Katowicka mogła zostać przebudowana już w 2015 roku. Tramwaje Śląskie zaoszczędziły wówczas sporą kwotę przy innych inwestycjach i chciały zainwestować ją w odcinek pomiędzy placem Sikorskiego a skrzyżowaniem ul. Siemianowickiej i Chorzowskiej. Bytom musiał jednak dołożyć do tego ok. 5 milionów złotych. Władze miasta nie zdecydowały się na to, dlatego TŚ, żeby nie stracić unijnych środków, przeznaczyły je na remonty w innych miastach.
Po dwóch latach bytomianie wreszcie się doczekają przebudowy. Zarówno jezdnia, jak i torowisko są w stanie agonalnym. W środę TŚ razem z miastem wyłoniły wykonawcę długo oczekiwanej inwestycji. Spośród dwóch złożonych ofert wybrano konsorcjum spółek NDI-Balzola, które zaproponowało cenę 19,3 mln zł brutto.
Zgodnie z projektem przebudowa obejmie ok. 800-metrowy odcinek od pl. Sikorskiego do ul. Siemianowickiej. Wykonane zostaną nowe chodniki i droga rowerowa z kostki betonowej oraz jezdnia i torowisko z kostki kamiennej.
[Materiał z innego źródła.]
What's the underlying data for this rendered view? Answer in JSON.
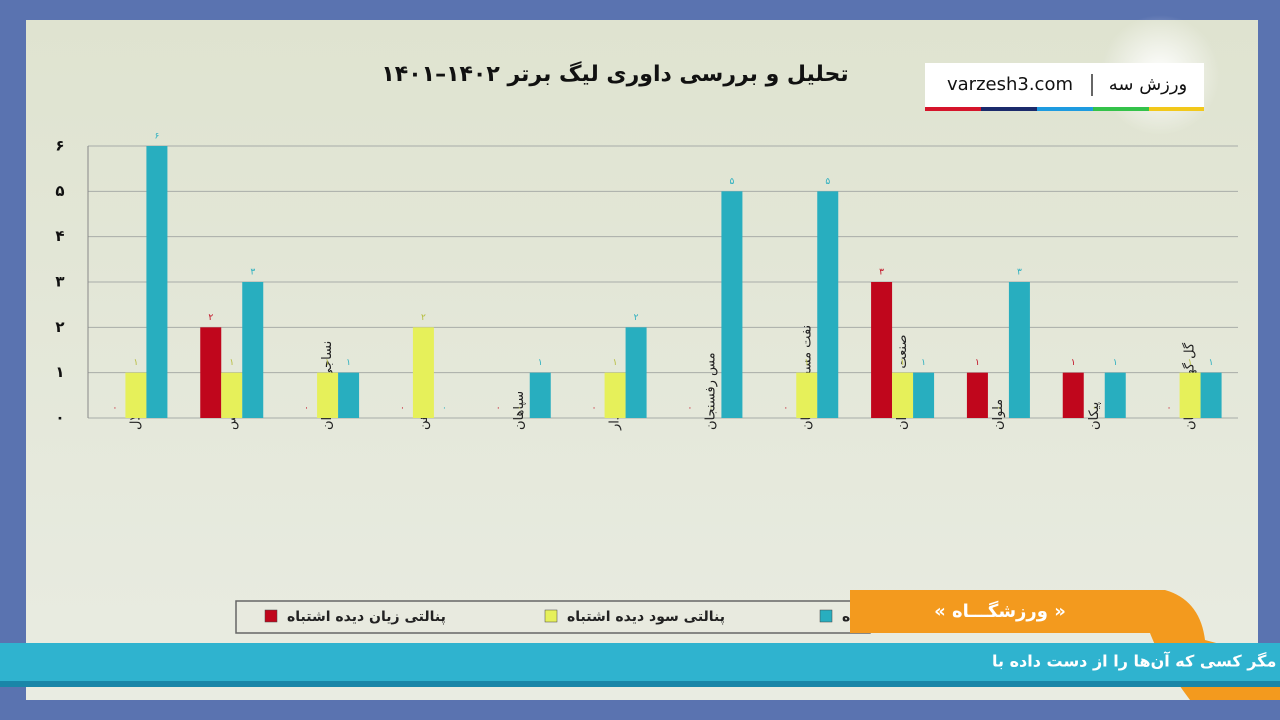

Szyny nie będą już biec po wydzielonym pasie - tramwaje będą jeździć razem z samochodami środkiem ulicy. W tym celu w jezdnię zostanie wbudowane podwójne torowisko. Dzięki temu na Katowickiej zmieszczą się miejsca parkingowe i ścieżka rowerowa. Sieć trakcyjna zostanie natomiast zdjęta z kamienic i zawieszona na słupach, na których zamontowane będą też latarnie. To wszystko poprzedzi jednak wymiana sieci kanalizacyjno-wodociągowej, by później nie trzeba było ponownie rozkopywać drogi.
Konsorcjum NDI-Balzola będzie mieć na przebudowę ulicy Katowickiej 10 miesięcy od momentu podpisania umowy. Tak więc, do jesieni przyszłego roku ten piękny, lecz zaniedbany zakątek Bytomia powinien znacząco zmienić swoje oblicze.